Il le revendique, d'ailleurs, haut et fort dans "Je vois du blues", of course, l'un des titres phares d' "Entrer dans la danse" (EMI), deuxième album à la voix éraillée, au phrasé précipité, aux guitares puissantes, à l'atmosphère celtisante. Avec le groupe Canada, Gildas Arzel a pleuré "Mourir les sirènes" ou "Un bout de ciel", des tubes de la fin des années 80. Arrimé en solo avec son premier essai, "Les Gens du voyage" (1991), il a gagné sa réputation lors des premières parties de Fredericks, Goldman et Jones ou de ZZ Top.

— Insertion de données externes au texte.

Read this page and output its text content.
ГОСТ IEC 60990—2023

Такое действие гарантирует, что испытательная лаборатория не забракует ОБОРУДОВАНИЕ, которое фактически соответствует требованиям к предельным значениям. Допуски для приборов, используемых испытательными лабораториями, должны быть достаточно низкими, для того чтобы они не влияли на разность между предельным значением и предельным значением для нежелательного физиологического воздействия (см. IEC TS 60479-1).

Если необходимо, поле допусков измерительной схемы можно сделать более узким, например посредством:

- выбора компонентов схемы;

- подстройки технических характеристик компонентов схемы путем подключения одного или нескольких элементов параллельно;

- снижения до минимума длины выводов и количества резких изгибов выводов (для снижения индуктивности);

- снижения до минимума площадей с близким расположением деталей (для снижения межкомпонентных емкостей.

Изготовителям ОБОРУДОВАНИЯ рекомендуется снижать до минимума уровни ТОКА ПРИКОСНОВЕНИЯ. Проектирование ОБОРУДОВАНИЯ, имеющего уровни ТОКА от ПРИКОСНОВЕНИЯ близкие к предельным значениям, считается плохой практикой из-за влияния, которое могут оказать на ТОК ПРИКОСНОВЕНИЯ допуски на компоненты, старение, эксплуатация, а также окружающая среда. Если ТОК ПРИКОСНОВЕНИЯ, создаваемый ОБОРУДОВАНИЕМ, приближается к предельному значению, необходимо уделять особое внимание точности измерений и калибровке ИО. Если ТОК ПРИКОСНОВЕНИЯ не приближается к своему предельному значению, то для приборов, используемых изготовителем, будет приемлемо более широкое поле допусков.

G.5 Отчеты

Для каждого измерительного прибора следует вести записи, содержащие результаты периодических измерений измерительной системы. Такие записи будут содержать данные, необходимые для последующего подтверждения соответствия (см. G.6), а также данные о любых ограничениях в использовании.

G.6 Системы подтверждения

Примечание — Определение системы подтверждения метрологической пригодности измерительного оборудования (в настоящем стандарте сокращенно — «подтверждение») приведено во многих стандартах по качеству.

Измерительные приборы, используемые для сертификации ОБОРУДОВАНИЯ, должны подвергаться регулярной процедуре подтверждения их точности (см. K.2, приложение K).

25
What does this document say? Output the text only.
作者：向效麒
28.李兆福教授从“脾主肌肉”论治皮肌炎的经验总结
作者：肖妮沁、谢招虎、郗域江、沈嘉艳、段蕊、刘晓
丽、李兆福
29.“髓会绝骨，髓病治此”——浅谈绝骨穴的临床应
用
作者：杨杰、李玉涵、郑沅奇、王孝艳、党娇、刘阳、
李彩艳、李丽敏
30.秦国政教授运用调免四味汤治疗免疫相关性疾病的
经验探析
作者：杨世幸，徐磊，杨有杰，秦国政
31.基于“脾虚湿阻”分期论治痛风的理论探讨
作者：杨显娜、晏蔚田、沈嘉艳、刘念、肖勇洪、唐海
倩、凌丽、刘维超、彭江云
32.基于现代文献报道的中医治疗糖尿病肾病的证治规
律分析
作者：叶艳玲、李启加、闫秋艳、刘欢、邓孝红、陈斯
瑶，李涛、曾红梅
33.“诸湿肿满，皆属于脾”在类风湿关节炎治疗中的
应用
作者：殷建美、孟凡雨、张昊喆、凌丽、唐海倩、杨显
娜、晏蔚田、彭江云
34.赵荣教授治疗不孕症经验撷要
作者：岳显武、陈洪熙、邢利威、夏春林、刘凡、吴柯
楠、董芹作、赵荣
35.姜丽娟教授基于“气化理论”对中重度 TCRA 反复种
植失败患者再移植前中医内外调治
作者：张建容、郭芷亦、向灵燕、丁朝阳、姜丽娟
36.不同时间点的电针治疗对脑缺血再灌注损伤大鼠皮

Aujourd'hui, Johnny lui tend la main à Paris-Bercy: on reste en famille, puisque Gildas a signé avec Jean-Jacques Goldman la majorité du dernier disque d'Hallyday, "Lorada".
Auteur-compositeur-interprète et multi-instrumentiste, Arzel sondera à Bercy les rêves d'Amérique et les mystères de l'âme, les lois du coeur et le sens de la vie. Défendant sa couleur sous tous les cieux, de Lahore aux villages masai, le bleu sous tous les toits, "le blues comme une loi".